En somme, pour capitaliser sur les gains offerts par le numérique, les DSI construisent des portefeuilles technologiques en allouant divers investissements en fonction du risque, des bénéfices et de la valeur potentiels. « Une telle approche basée sur le risque est importante, car elle donne à l'organisation une nouvelle impulsion en matière d'expérimentations, impulsion qui peut la propulser sur une nouvelle orbite », estimez Sushant Rabra. Mais, pour que l'approche par portefeuille soit profitable à l'entreprise, mieux vaut en passer par le respect de quelques bonnes pratiques essentielles.
1/ S'aligner sur les objectifs de l'entreprise
Le portefeuille de projets de la DSI doit être en phase avec l'orientation, la vision et les objectifs de l'entreprise. Par exemple, si une entreprise vise une croissance rapide, l'acquisition de nouveaux clients et l'amélioration de l'efficacité et de la productivité sont des considérations importantes. Par conséquent, le DSI devrait construire son portefeuille d'initiatives de transformation numérique autour de ces thématiques.
R. Anand Laxshmivarahan, directeur IT et du digital au sein du conglomérat indien Jubilant Bhartia Group, l'explique par un exemple : « L'organisation d'un industriel peut être divisée en trois grands blocs - fabrication, chaîne d'approvisionnement, ventes et marketing - au sein desquels l'entreprise s'efforce de réaliser des gains d'efficacité. Dans un premier temps, les responsables IT doivent donc évaluer la valeur qu'ils peuvent dégager au sein de ces trois blocs afin d'influer sur les résultats de l'entreprise.

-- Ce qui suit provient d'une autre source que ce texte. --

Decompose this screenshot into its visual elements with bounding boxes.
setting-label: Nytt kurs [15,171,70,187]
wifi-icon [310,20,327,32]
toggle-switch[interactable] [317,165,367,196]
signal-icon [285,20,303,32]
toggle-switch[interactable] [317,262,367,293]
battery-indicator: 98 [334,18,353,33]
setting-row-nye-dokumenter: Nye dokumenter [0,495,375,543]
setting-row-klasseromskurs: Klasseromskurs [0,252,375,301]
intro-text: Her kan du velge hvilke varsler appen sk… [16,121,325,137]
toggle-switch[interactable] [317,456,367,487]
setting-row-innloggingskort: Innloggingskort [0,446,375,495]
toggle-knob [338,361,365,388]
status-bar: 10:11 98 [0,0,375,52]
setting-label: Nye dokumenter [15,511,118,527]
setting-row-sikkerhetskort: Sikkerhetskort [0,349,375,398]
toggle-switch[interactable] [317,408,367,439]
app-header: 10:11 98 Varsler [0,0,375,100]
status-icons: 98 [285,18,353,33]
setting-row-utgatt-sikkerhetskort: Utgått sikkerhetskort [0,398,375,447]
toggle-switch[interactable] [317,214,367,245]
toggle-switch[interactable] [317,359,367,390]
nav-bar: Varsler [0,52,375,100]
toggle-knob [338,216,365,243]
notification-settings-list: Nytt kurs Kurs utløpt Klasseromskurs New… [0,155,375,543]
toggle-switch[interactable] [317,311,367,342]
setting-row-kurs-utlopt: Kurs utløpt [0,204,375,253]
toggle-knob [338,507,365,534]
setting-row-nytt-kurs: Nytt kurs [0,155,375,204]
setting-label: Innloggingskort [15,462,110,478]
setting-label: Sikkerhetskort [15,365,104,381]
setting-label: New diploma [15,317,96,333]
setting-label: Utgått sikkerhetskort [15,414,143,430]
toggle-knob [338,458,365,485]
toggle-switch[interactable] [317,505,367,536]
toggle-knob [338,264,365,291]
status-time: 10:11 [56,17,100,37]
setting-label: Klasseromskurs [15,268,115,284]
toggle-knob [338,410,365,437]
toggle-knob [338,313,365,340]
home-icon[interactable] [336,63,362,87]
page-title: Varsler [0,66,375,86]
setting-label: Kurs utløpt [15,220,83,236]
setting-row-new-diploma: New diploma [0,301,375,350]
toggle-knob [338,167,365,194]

Ils peuvent ainsi envisager de tirer parti du numérique pour influer sur des fonctions métiers cruciales tels que la réduction du coût des matières premières ou l'augmentation du rendement pour produire plus en moins de temps, l'amélioration de l'efficacité énergétique ou encore la réduction des coûts logistiques ». Les DSI peuvent constituer un portefeuille de projets dans ces domaines, afin de fournir à l'organisation une valeur prédéfinie sur une base annuelle.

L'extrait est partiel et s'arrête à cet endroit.